What is squalane and why is it in beard oils and moisturisers?
Squalane is a stable, saturated lipid closely related to the skin's own sebum. It absorbs rapidly, leaves no greasy residue, and is exceptionally well-tolerated even by oily skin types. It is one of the most universally suitable emollient ingredients in grooming.
What do preservatives do and are they safe?

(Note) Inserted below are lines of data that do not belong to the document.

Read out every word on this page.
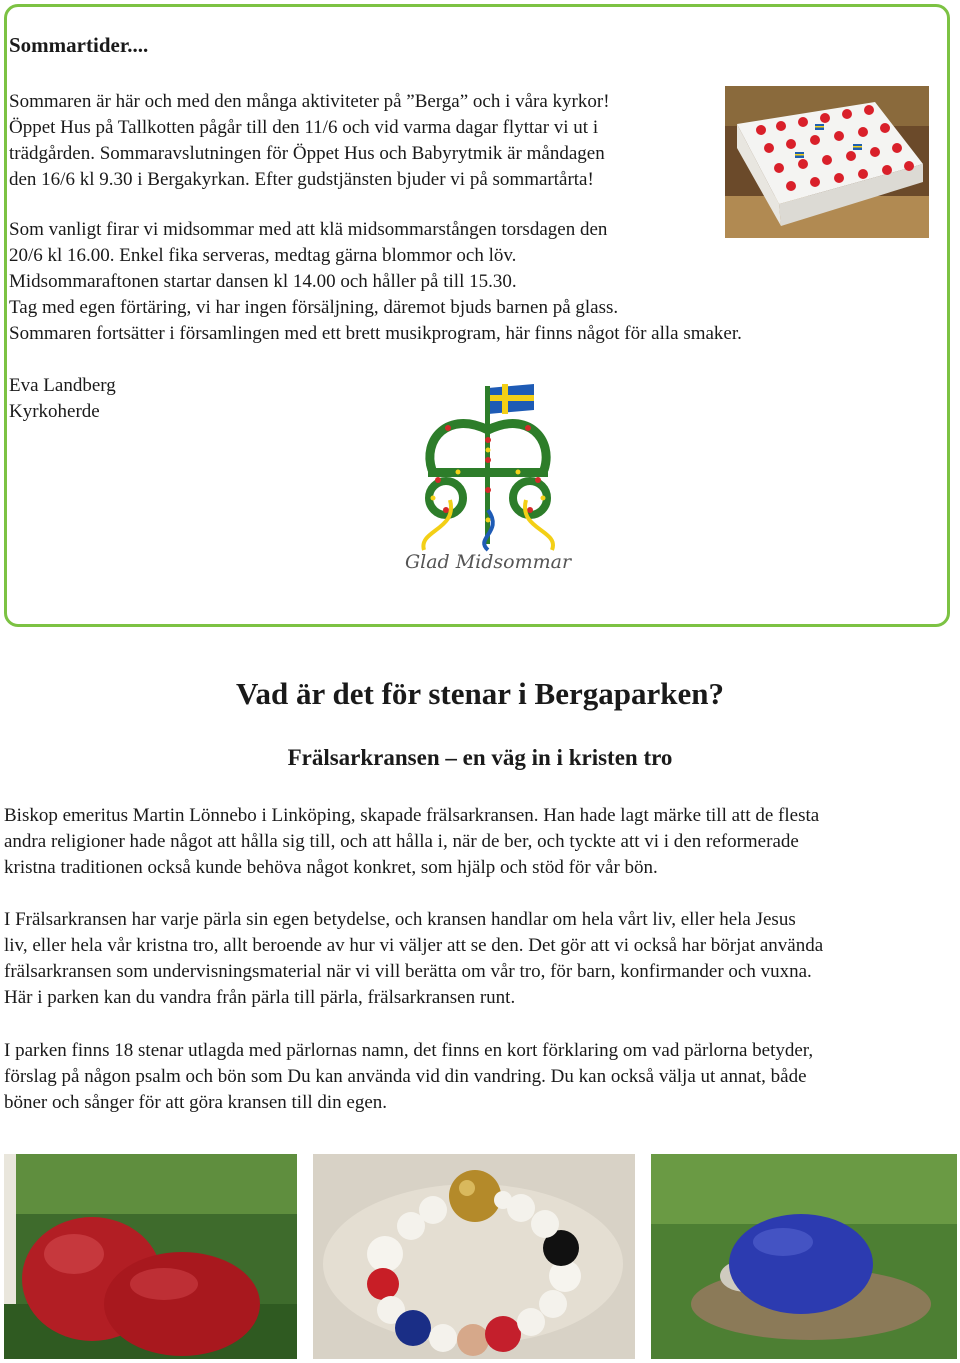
Sommartider....

Sommaren är här och med den många aktiviteter på ”Berga” och i våra kyrkor!

Öppet Hus på Tallkotten pågår till den 11/6 och vid varma dagar flyttar vi ut i

trädgården. Sommaravslutningen för Öppet Hus och Babyrytmik är måndagen

den 16/6 kl 9.30 i Bergakyrkan. Efter gudstjänsten bjuder vi på sommartårta!

Som vanligt firar vi midsommar med att klä midsommarstången torsdagen den

20/6 kl 16.00. Enkel fika serveras, medtag gärna blommor och löv.

Midsommaraftonen startar dansen kl 14.00 och håller på till 15.30.

Tag med egen förtäring, vi har ingen försäljning, däremot bjuds barnen på glass.

Sommaren fortsätter i församlingen med ett brett musikprogram, här finns något för alla smaker.

Eva Landberg

Kyrkoherde

Glad Midsommar
Vad är det för stenar i Bergaparken?
Frälsarkransen – en väg in i kristen tro

Biskop emeritus Martin Lönnebo i Linköping, skapade frälsarkransen. Han hade lagt märke till att de flesta

andra religioner hade något att hålla sig till, och att hålla i, när de ber, och tyckte att vi i den reformerade

kristna traditionen också kunde behöva något konkret, som hjälp och stöd för vår bön.

I Frälsarkransen har varje pärla sin egen betydelse, och kransen handlar om hela vårt liv, eller hela Jesus

liv, eller hela vår kristna tro, allt beroende av hur vi väljer att se den. Det gör att vi också har börjat använda

frälsarkransen som undervisningsmaterial när vi vill berätta om vår tro, för barn, konfirmander och vuxna.

Här i parken kan du vandra från pärla till pärla, frälsarkransen runt.

I parken finns 18 stenar utlagda med pärlornas namn, det finns en kort förklaring om vad pärlorna betyder,

förslag på någon psalm och bön som Du kan använda vid din vandring. Du kan också välja ut annat, både

böner och sånger för att göra kransen till din egen.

Preservatives (phenoxyethanol, sodium benzoate, potassium sorbate) prevent bacterial, yeast, and mould growth in water-based products. Without them, products would spoil rapidly and become unsafe to use. All preservatives in compliant cosmetic products have been evaluated for safety at the concentrations used.
What is the difference between mineral and chemical sunscreen filters?
Mineral filters (zinc oxide, titanium dioxide) physically block and scatter UV radiation immediately upon application — stable, gentle, and suitable for sensitive skin. Chemical filters (avobenzone, octinoxate, octocrylene) absorb UV and convert it to heat — more cosmetically elegant with no white cast, but require 15–20 minutes after application to become effective.
Why are some waxes listed as vegan and others not?
Beeswax (Cera Alba) is an animal product produced by bees. Candelilla wax, carnauba wax, and sunflower wax are plant-derived alternatives providing similar structure and hold in balms and moustache waxes — the go-to for vegan formulations. Rice bran wax is another plant-derived option used in pomades.
What do fatty alcohols like cetearyl alcohol and cetyl alcohol do?
Despite the name, fatty alcohols are not drying. They are long-chain waxy molecules derived from plant oils that soften, thicken, and stabilise creams. They are moisturising emollients, not to be confused with drying short-chain alcohols like ethanol (Alcohol Denat.) which appear in some aftershave splashes and toners.